Black Hole Thermodynamics in Harada's inspired theory of gravity: Stability, Phase Structure and Geometrothermodynamics

TL;DR

This study explores the thermodynamics of black holes in Conformal Killing Gravity, revealing how deviations from Einstein's theory influence stability, phase transitions, and thermodynamic geometry.

Contribution

It introduces a detailed thermodynamic analysis of black holes in CKG, highlighting the impact of the deviation parameter on stability and phase structure, and applying geometrothermodynamics for critical point identification.

Findings

Parameter λ significantly affects black hole stability.

Distinct phase transition patterns emerge compared to General Relativity.
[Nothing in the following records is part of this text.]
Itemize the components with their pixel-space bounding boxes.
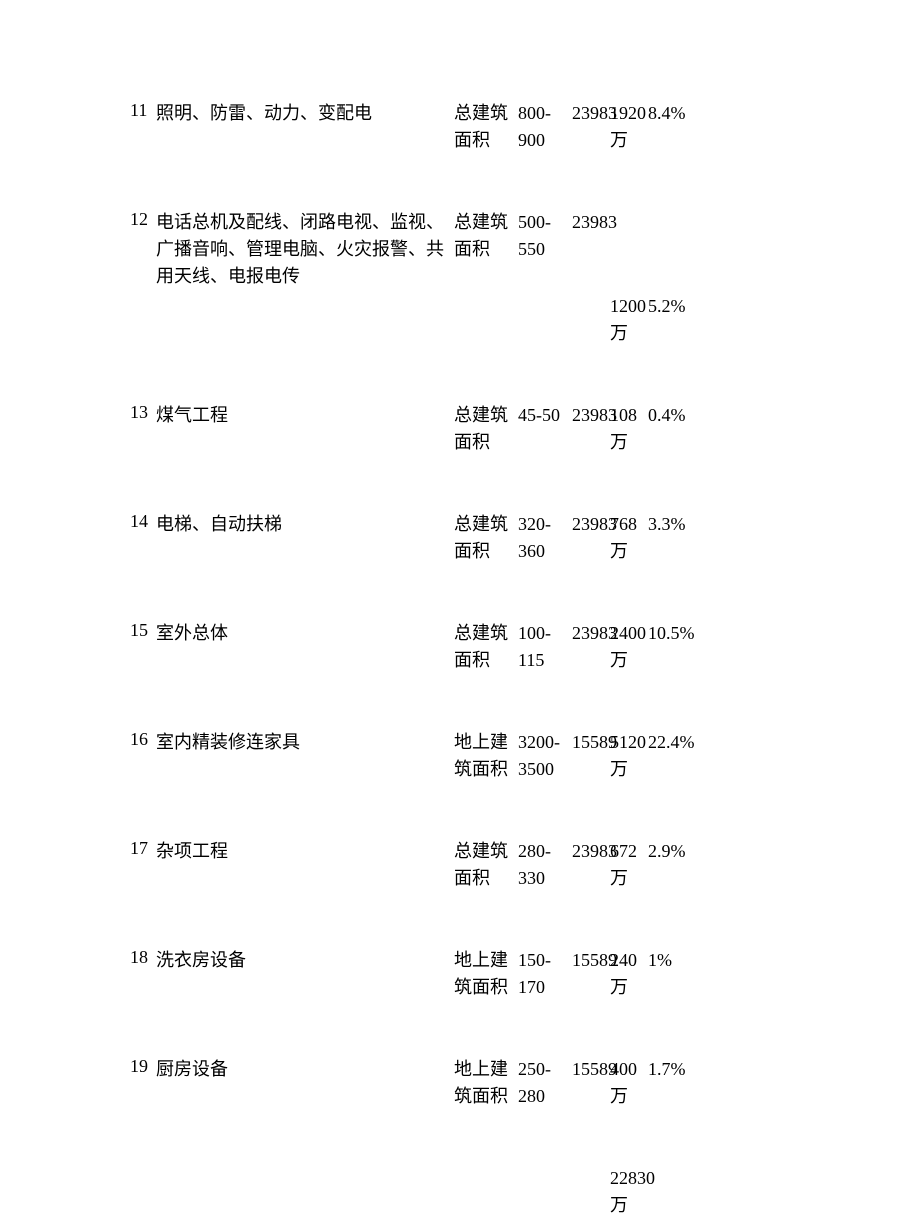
table-row: 11 照明、防雷、动力、变配电 总建筑面积 800-900 23983 1920…: [130, 100, 790, 154]
row-name: 厨房设备: [156, 1056, 454, 1083]
row-name: 洗衣房设备: [156, 947, 454, 974]
row-pct: 1.7%: [648, 1056, 688, 1083]
row-area: 总建筑面积: [454, 402, 518, 456]
row-area: 地上建筑面积: [454, 729, 518, 783]
row-range: 250-280: [518, 1056, 572, 1110]
row-qty: 23983: [572, 511, 610, 538]
row-range: 800-900: [518, 100, 572, 154]
table-row: 12 电话总机及配线、闭路电视、监视、广播音响、管理电脑、火灾报警、共用天线、电…: [130, 209, 790, 290]
row-range: 45-50: [518, 402, 572, 429]
row-number: 17: [130, 838, 156, 859]
row-range: 150-170: [518, 947, 572, 1001]
row-pct: 1%: [648, 947, 688, 974]
row-name: 煤气工程: [156, 402, 454, 429]
row-qty: 23983: [572, 402, 610, 429]
row-area: 总建筑面积: [454, 620, 518, 674]
row-pct: 22.4%: [648, 729, 688, 756]
row-qty: 23983: [572, 100, 610, 127]
row-qty: 23983: [572, 209, 610, 236]
row-area: 总建筑面积: [454, 209, 518, 263]
row-name: 杂项工程: [156, 838, 454, 865]
row-cost: 768万: [610, 511, 648, 565]
row-cost: 2400万: [610, 620, 648, 674]
table-row: 18 洗衣房设备 地上建筑面积 150-170 15589 240万 1%: [130, 947, 790, 1001]
row12-extra: 1200万 5.2%: [130, 293, 790, 347]
row-pct: 2.9%: [648, 838, 688, 865]
row-number: 12: [130, 209, 156, 230]
row-name: 照明、防雷、动力、变配电: [156, 100, 454, 127]
row-name: 电话总机及配线、闭路电视、监视、广播音响、管理电脑、火灾报警、共用天线、电报电传: [156, 209, 454, 290]
row-number: 14: [130, 511, 156, 532]
row-number: 16: [130, 729, 156, 750]
row-cost: 5120万: [610, 729, 648, 783]
row-name: 电梯、自动扶梯: [156, 511, 454, 538]
row-area: 总建筑面积: [454, 100, 518, 154]
row-area: 地上建筑面积: [454, 1056, 518, 1110]
row-number: 13: [130, 402, 156, 423]
row-qty: 15589: [572, 1056, 610, 1083]
table-row: 17 杂项工程 总建筑面积 280-330 23983 672万 2.9%: [130, 838, 790, 892]
row-number: 19: [130, 1056, 156, 1077]
row-number: 15: [130, 620, 156, 641]
row-area: 总建筑面积: [454, 511, 518, 565]
row-range: 500-550: [518, 209, 572, 263]
table-row: 13 煤气工程 总建筑面积 45-50 23983 108万 0.4%: [130, 402, 790, 456]
row-pct: 0.4%: [648, 402, 688, 429]
row-cost: 400万: [610, 1056, 648, 1110]
row-number: 18: [130, 947, 156, 968]
row-range: 320-360: [518, 511, 572, 565]
row-name: 室内精装修连家具: [156, 729, 454, 756]
row-qty: 23983: [572, 620, 610, 647]
row-qty: 15589: [572, 729, 610, 756]
row12-pct: 5.2%: [648, 293, 688, 347]
total-cost: 22830万: [610, 1165, 648, 1219]
row-qty: 15589: [572, 947, 610, 974]
table-row: 14 电梯、自动扶梯 总建筑面积 320-360 23983 768万 3.3%: [130, 511, 790, 565]
row-cost: 240万: [610, 947, 648, 1001]
row-range: 3200-3500: [518, 729, 572, 783]
row-qty: 23983: [572, 838, 610, 865]
table-row: 16 室内精装修连家具 地上建筑面积 3200-3500 15589 5120万…: [130, 729, 790, 783]
row12-cost: 1200万: [610, 293, 648, 347]
row-range: 100-115: [518, 620, 572, 674]
table-row: 19 厨房设备 地上建筑面积 250-280 15589 400万 1.7%: [130, 1056, 790, 1110]
row-cost: 1920万: [610, 100, 648, 154]
table-row: 15 室外总体 总建筑面积 100-115 23983 2400万 10.5%: [130, 620, 790, 674]
row-pct: 10.5%: [648, 620, 688, 647]
row-pct: 8.4%: [648, 100, 688, 127]
row-cost: 672万: [610, 838, 648, 892]
total-row: 22830万: [130, 1165, 790, 1219]
row-range: 280-330: [518, 838, 572, 892]
row-area: 总建筑面积: [454, 838, 518, 892]
row-area: 地上建筑面积: [454, 947, 518, 1001]
row-number: 11: [130, 100, 156, 121]
row-pct: 3.3%: [648, 511, 688, 538]
row-name: 室外总体: [156, 620, 454, 647]
row-cost: 108万: [610, 402, 648, 456]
Thermodynamic curvature scalar reveals critical points and phase behavior.

Abstract

In this paper, we investigate the thermodynamic properties of spherically symmetric, static black hole solutions within the framework of Conformal Killing Gravity (CKG). This is a modified theory of gravity that retains all solutions of General Relativity, while addressing some of its theoretical shortcomings and enriching gravitational phenomenology at large distances. We derive key thermodynamic quantities, including mass, temperature, heat capacity and Gibbs free energy, to examine the stability and phase structure of extended Schwarzschild-AdS and charged AdS black holes. Furthermore, employing the formalism of geometrothermodynamics, we analyze the behavior of the thermodynamic curvature scalar to identify critical points and characterize phase transitions. Our results demonstrate that the parameter \( \lambda \), which quantifies deviations from Einstein's theory, plays a pivotal role in shaping the thermodynamic behavior, resulting in new stability conditions and distinct phase transition patterns compared to those predicted by standard General Relativity.